Prerequisites

Conda environment

MISPR depends on a number of third party Python packages, and usually on specific versions of those packages. In order not to interfere with third party packages needed by other software on your machine or cluster, we strongly recommend isolating MISPR in a conda environment. In the following, we describe how to create a conda environment using the conda tool.

Important

MISPR requires Python version 3.10 or higher. We have extensively tested MISPR with Python 3.10.

Creating a conda environment

Before creating a conda environment, ensure that Anaconda or Miniconda is installed on your system. Most HPC clusters provide Anaconda as a loadable module. If you need to install it yourself, you can install Miniconda by following the official installation guide.

To create and activate a new virtual environment, go to your |CODES_DIR| (see Definition), and run the following commands:

conda create -n mispr_env python=3.10        # create "mispr_env" environment
conda activate mispr_env                    # activate "mispr_env" environment

This will create a directory in your |CODES_DIR| named mispr_env, where all the packages will be installed. After activation, your prompt should have (mispr_env) in front of it, indicating that you are working inside the conda environment. The activation script ensures that python programs have access only to packages installed inside the conda environment. To deactivate the enviornment, simply run:

conda deactivate

Note

You may need to install pip and setuptools in your conda environment in case the system or user version of these tools is old:

conda install pip setuptools

Required Software

Computational chemistry software dependencies

At the backend, MISPR uses:

Software

License Type

Purpose

Installation

Gaussian

Commercial

Perform DFT calculations

License required

AmberTools24

Open Source

Generate GAFF parameters

Direct download

LAMMPS

Open Source

Run MD simulations

Direct download

Packmol

Open Source

Build initial MD configurations

Follow user guide

Schrödinger

Commercial (Academic license available)

Generate OPLS2005 parameters (Optional)

License required

Ensure that you have access to the executables of these software before using MISPR. If Gaussian, AmberTools, Schrödinger and LAMMPS are already installed on HPC machines, the user typically needs to load their corresponding modules before their use.
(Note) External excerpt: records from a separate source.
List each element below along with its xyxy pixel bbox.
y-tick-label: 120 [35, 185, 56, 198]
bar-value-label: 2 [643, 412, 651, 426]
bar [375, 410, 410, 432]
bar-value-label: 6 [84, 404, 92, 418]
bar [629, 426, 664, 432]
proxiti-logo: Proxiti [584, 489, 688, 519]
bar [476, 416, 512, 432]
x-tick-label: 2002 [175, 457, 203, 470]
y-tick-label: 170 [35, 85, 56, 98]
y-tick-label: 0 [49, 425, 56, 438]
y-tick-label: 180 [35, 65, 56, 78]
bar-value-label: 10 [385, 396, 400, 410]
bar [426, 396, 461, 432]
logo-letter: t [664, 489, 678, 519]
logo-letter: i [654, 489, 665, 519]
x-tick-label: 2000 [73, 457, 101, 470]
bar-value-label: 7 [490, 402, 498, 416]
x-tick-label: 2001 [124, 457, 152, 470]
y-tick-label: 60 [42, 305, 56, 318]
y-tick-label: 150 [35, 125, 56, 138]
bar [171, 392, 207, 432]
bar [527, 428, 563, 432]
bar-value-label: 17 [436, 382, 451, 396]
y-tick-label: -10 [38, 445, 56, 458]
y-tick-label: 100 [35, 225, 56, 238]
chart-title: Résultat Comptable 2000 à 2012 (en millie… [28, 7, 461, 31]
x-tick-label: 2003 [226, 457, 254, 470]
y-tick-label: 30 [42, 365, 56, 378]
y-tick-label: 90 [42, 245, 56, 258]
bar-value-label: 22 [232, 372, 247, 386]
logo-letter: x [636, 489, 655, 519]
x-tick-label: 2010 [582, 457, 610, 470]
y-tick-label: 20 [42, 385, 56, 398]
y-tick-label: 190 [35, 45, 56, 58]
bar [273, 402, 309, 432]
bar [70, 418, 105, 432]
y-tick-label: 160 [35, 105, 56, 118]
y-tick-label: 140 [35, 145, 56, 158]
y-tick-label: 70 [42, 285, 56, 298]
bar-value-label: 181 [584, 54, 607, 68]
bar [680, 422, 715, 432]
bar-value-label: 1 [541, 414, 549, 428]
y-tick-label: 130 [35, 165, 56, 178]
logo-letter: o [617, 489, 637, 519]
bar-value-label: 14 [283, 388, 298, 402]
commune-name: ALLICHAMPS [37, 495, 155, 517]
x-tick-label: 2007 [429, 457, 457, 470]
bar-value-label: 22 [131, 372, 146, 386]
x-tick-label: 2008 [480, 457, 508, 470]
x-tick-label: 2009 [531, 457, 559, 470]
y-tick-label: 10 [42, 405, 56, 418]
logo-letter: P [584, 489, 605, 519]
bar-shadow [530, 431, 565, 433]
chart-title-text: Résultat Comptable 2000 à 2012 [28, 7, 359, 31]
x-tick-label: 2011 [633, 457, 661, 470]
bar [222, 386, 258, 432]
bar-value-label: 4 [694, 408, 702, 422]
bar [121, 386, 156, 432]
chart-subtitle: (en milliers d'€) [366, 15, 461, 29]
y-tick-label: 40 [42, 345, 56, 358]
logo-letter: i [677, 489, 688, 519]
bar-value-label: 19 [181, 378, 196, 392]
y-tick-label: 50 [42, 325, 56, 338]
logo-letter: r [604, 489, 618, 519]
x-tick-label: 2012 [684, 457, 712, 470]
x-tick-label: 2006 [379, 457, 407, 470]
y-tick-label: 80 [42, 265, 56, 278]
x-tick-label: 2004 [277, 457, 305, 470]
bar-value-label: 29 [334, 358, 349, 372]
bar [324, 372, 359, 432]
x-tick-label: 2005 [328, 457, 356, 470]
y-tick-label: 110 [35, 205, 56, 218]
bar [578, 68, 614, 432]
Python package dependencies

  • pymatgen: MISPR uses pymatgen for handling different molecule representations and i/o operations specific to Gaussian and LAMMPS. We have made changes to the pymatgen library to make it compatible with our needs in MISPR. These changes have not been merged yet with the main pymatgen library. Therefore, in order to use MISPR, you need to install the MolMD version of pymatgen by running the following commands in your |CODES_DIR|:

    pip3 install pymatgen@git+https://github.com/molmd/pymatgen@molmd_fix_3-9#egg=pymatgen
    
  • FireWorks: MISPR uses FireWorks to design, manage, and execute workflows.

    Further details can be found in the FireWorks documentation.

    Note

    While FireWorks is used in MISPR for managing the DFT and MD workflows due to its many advantages, it takes some time to learn and get used to it.

  • custodian: MISPR uses custodian for handling errors that occur during the simulations and correcting them according to predefined rules. We have contributed a Gaussian plug-in to the custodian library, and these changes have been merged with the main custodian library.

  • OpenBabel to handle molecule operations via pymatgen as an interface. You can install OpenBabel using conda:

    conda install -c conda-forge openbabel=3.1.1
    
  • MDPropTools: MISPR uses mdproptools, which is a standalone Python package we developed for analyzing molecular dynamics trajectories and output files.

Note

FireWorks, custodian, and MDPropTools will be automatically installed as dependencies when you install MISPR. You don’t need to install them separately.

MongoDB

MISPR uses MongoDB as the backend database. MongoDB is a NoSQL database that is designed to store and retrieve data in a highly efficient and scalable manner. It stores data in the form of documents represented in the JSON (JavaScript Object Notation) format, which is similar to a Python dictionary.

MISPR uses MongoDB to:

  • Add, remove, and search the status of workflows - feature of FireWorks (required)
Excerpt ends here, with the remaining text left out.